The current population of the “North Star State”, Minnesota is estimated to be 5.68 million people. In November 2018, state utilities used coal (44.2%), nuclear power (22.9%), renewable energy (24.0%) and natural gas (8.8%) to generate electricity. Currently, wind is the primary source of renewable energy in Minnesota.

Minnesota’s reliance on coal contributes to state’s above average electricity costs. In November 2018, the average cost of electricity in Minnesota was U.S. 13.1 ¢ per kWh, which is the 18th most expensive price in the United States. The average price of electricity in the United States is 12 ¢ per kWh. Concerns over climate change and the ever-increasing cost of coal are prompting state leaders to accelerate the move to renewable energy.

Juhl Energy is nearing completion of a hybrid wind-solar project in western Minnesota.

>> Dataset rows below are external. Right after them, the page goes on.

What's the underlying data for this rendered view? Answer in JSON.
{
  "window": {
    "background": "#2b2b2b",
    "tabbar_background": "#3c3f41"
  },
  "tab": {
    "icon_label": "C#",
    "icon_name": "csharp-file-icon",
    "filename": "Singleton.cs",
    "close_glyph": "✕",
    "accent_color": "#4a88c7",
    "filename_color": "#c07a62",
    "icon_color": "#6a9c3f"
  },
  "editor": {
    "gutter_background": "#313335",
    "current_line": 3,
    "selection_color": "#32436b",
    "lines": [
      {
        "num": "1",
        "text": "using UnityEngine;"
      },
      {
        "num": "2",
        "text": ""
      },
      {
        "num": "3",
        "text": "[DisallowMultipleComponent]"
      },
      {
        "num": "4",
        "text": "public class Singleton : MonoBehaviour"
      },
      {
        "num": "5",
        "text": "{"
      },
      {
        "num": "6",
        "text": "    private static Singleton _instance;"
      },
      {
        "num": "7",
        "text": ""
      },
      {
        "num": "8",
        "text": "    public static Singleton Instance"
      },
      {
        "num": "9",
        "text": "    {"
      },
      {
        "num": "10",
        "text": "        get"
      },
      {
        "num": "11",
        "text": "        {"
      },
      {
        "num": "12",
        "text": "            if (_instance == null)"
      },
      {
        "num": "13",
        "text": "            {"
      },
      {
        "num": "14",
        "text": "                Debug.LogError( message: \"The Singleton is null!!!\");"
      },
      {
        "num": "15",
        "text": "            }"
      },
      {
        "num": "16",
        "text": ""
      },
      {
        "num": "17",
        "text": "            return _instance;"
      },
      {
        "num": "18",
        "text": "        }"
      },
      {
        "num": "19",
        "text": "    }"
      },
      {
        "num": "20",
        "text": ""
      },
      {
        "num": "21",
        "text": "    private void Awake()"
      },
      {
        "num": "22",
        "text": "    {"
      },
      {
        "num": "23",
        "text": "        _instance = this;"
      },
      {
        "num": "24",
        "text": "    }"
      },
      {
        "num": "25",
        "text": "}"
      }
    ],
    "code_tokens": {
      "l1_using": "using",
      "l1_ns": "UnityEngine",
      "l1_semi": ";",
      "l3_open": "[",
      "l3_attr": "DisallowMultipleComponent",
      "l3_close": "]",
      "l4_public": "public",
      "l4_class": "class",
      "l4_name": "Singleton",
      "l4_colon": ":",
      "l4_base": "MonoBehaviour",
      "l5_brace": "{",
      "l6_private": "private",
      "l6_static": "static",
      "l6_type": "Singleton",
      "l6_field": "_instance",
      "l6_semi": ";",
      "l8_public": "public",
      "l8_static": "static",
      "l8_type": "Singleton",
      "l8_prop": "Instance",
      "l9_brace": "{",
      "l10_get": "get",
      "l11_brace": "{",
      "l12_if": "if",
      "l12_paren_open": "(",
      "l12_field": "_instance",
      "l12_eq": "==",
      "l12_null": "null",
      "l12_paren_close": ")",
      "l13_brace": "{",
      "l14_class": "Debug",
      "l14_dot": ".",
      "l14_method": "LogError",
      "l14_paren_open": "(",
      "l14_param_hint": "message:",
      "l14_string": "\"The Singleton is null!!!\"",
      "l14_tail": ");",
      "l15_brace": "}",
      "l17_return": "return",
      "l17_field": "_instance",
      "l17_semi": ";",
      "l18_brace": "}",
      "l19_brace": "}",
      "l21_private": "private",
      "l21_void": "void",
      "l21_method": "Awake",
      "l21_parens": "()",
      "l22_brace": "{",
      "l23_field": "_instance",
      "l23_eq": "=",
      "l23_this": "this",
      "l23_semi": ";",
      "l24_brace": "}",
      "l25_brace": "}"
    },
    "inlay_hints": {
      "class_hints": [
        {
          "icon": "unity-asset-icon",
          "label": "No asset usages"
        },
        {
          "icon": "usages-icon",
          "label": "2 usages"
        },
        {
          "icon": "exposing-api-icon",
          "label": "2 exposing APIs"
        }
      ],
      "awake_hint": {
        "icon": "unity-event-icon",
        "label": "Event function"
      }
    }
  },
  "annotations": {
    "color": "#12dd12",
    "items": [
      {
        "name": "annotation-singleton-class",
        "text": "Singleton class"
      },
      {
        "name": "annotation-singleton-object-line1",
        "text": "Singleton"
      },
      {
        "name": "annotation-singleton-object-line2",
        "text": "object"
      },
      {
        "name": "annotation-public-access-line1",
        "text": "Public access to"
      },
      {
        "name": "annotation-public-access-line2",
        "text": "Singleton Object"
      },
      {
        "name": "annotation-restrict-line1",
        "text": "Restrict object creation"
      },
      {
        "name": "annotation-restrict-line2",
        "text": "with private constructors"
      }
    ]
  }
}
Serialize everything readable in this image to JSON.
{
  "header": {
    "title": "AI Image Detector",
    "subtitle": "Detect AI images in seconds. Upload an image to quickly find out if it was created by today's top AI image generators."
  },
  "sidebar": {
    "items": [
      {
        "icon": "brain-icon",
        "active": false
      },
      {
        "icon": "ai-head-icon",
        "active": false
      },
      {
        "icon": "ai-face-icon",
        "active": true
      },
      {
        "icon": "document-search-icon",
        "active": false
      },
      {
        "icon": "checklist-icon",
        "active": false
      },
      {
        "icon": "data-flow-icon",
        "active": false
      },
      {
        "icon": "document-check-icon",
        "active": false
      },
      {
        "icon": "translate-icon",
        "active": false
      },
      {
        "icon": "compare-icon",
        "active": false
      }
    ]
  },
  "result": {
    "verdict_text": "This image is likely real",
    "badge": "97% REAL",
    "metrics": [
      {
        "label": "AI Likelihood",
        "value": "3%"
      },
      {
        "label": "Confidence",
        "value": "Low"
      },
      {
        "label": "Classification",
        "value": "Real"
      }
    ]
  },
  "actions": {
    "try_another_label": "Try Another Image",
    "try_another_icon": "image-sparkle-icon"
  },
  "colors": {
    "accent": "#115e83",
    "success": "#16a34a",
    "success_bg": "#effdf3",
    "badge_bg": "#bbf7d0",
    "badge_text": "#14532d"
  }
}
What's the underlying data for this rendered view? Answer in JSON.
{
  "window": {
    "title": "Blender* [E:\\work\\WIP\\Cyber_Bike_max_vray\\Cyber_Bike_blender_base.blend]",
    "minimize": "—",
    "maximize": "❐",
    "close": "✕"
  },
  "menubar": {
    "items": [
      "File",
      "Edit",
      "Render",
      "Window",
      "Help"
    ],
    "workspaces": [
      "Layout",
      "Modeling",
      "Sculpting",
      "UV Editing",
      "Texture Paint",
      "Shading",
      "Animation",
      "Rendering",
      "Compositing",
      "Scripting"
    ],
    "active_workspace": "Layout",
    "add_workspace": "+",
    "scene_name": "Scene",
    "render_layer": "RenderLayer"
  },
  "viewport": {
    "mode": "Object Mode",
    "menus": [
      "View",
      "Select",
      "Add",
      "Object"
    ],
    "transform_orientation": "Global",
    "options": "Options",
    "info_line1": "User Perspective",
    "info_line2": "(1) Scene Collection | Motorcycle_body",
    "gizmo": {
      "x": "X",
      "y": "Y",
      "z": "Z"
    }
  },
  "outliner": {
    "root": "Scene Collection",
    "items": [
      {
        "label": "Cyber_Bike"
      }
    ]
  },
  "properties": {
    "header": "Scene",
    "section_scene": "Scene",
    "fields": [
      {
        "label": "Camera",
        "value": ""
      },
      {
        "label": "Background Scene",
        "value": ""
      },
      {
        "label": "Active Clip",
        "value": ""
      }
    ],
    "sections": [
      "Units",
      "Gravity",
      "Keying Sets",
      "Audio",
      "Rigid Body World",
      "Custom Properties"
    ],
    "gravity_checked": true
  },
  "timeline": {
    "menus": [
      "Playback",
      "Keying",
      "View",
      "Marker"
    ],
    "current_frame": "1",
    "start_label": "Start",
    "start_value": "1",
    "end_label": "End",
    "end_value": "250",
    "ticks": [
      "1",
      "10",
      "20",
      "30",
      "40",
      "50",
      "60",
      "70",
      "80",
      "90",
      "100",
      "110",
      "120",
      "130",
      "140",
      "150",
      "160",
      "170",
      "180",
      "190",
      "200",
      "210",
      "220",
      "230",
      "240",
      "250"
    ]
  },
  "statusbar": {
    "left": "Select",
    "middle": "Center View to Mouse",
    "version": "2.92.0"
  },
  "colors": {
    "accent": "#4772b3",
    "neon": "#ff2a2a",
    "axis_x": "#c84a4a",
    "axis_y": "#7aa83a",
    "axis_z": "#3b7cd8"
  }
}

The hybrid project will consist of a 2 MW wind turbine and a 500-kW solar installation that will share an inverter and grid connection, reducing equipment costs. Juhl Energy is headquartered in Pipestone, Minnesota and develops, owns and operates renewable energy projects.

Juhl Energy’s hybrid wind-solar project will be completed and commence operations by March 31, 2019. The hybrid project will sell its power to the Lake Region Electric Cooperative, which has approximately 27,000 members. The simplicity and cost effectiveness of hybrid wind-solar projects is particularly appealing to electric cooperatives, municipally owned power providers and industrial companies.

New technology and innovation are continuing to drive down the cost of renewable energy. Studies have shown that hybrid wind-solar projects can reduce operating costs up to 14% compared to dedicated wind farms and solar parks by sharing power lines, equipment and personnel. Hybrid wind+solar, wind, solar and hydropower projects now generate electricity cheaper than any form of fossil fuel, even natural gas. Renewable energy is reliable, sustainable, cost effective and good for our environment. Do we really need to debate global warming and climate change any further?